RELAX
Per ascoltare la Voce del corpo
Nell'articolo della scorsa settimana abbiamo visto, tra le altre cose, come tenere sotto controllo “ossessivo” parametri ed analisi strumentali non porti (spesso) ad ottenere ciò che vogliamo: Salute.
E partiamo dal punto di vista complementare; se stiamo rilassati, nel corpo e nella mente, accadono cose interessanti a nostro beneficio :)
Rilassarsi. Facile! Serata Netflix, un aperitivo, divano con copertina (magari non in questa stagione) e scrolling del nostro social di riferimento…
Ecco, non intendiamo questo. In realtà queste ‘attività’ sono molto attivanti, appunto: che ce ne rendiamo conto o meno, caricano di ulteriori stimoli emotivi, mentali ed anche corporei. Quante “cattive” posture manteniamo a lungo senza accorgercene perché impegnati nel nostro ‘schermo’ preferito ;)
Ma allora, cosa vogliamo? In realtà, rilassarsi è letteralmente lasciare andare, aprire la mano, abbandonare tutte le tensioni non “fondamentali” a tenerci in vita.

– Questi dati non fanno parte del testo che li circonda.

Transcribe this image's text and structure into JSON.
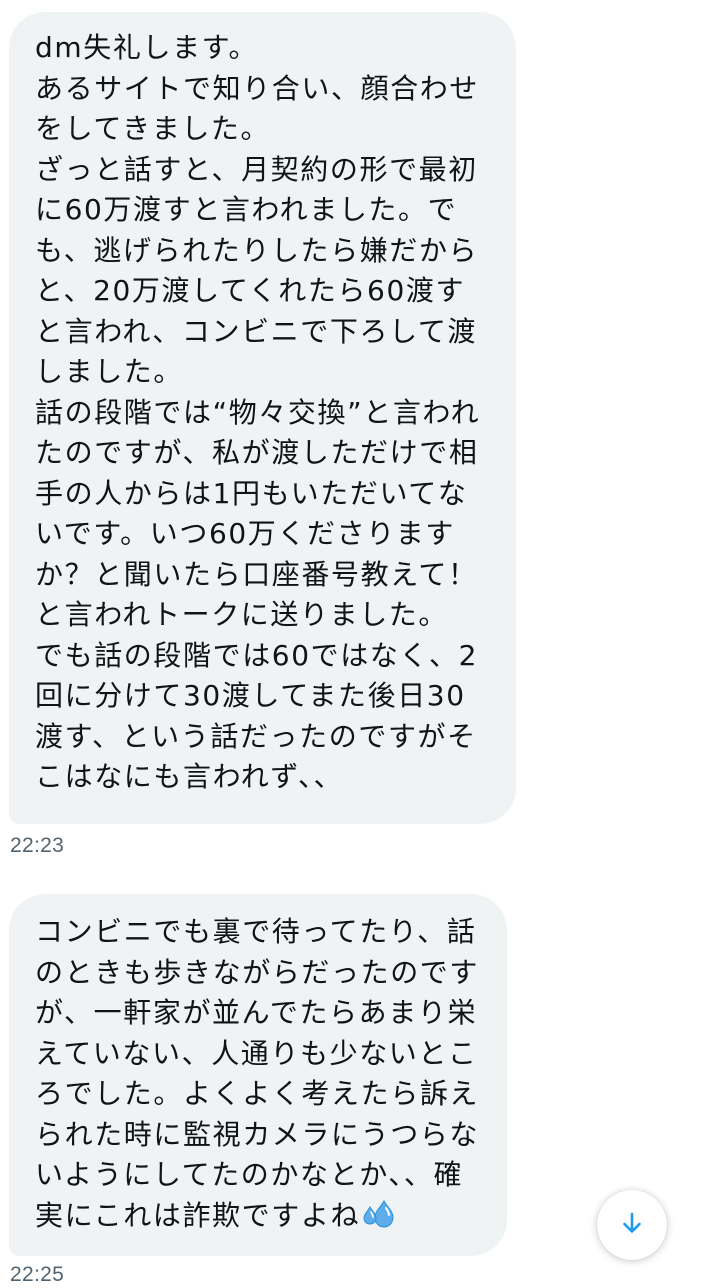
{
  "messages": [
    {
      "lines": [
        "dm失礼します。",
        "あるサイトで知り合い、顔合わせ",
        "をしてきました。",
        "ざっと話すと、月契約の形で最初",
        "に60万渡すと言われました。で",
        "も、逃げられたりしたら嫌だから",
        "と、20万渡してくれたら60渡す",
        "と言われ、コンビニで下ろして渡",
        "しました。",
        "話の段階では“物々交換”と言われ",
        "たのですが、私が渡しただけで相",
        "手の人からは1円もいただいてな",
        "いです。いつ60万くださります",
        "か？と聞いたら口座番号教えて！",
        "と言われトークに送りました。",
        "でも話の段階では60ではなく、2",
        "回に分けて30渡してまた後日30",
        "渡す、という話だったのですがそ",
        "こはなにも言われず、、"
      ],
      "time": "22:23"
    },
    {
      "lines": [
        "コンビニでも裏で待ってたり、話",
        "のときも歩きながらだったのです",
        "が、一軒家が並んでたらあまり栄",
        "えていない、人通りも少ないとこ",
        "ろでした。よくよく考えたら訴え",
        "られた時に監視カメラにうつらな",
        "いようにしてたのかなとか、、確",
        "実にこれは詐欺ですよね"
      ],
      "emoji": "sweat-droplets-icon",
      "time": "22:25"
    }
  ],
  "scroll_button": {
    "icon": "arrow-down-icon"
  },
  "colors": {
    "bubble_bg": "#eff3f4",
    "text": "#0f1419",
    "timestamp": "#536471",
    "accent": "#1d9bf0"
  }
}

E rilassarsi permette al sistema nervoso e al corpo di Guarire; e questo significa essere in un (prevalente) stato parasimpatico.
Possiamo provarci anche ora: mettiamo il cellulare in modalità aereo, troviamoci uno spazio tranquillo e sicuro (per quel che è possibile), possiamo anche distenderci o sederci comodi - ma non troppo, non vogliamo dormire. E qui, semplicemente, possiamo non “fare” nulla.
Oppure, all’inizio perlomeno, può essere utile per le nostre menti iper-attive praticare un respiro consapevole, come la respirazione quadrata, oppure “abitare” il corpo e le tensioni per focalizzarci a lasciarle andare. Con il tempo, e la pratica, il corpo e il sistema nervoso “capiscono” subito la nostra intenzione quando semplicemente ci rilassiamo, e fanno tutto il “lavoro” senza nemmeno più necessità di impegno.
Basta poco, e tutti i giorni. Rilassatevi, gente, Rilassatevi!
AUTOREGOLARSI… NON SEMPRE FACILE, MA SI PUO’
Ognuno di noi dovrebbe cercare un suo modo per rilassarsi, che come dice Andrea non vuol dire solo mettersi davanti a uno schermo.
Potrebbe essere una attività tranquilla ma fatta in modo molto consapevole.
C’è chi parla del giardinaggio come di una attività che ha effetti positivi sul sistema nervoso e sul sistema digestivo grazie al contatto con i microbiota naturali del terreno.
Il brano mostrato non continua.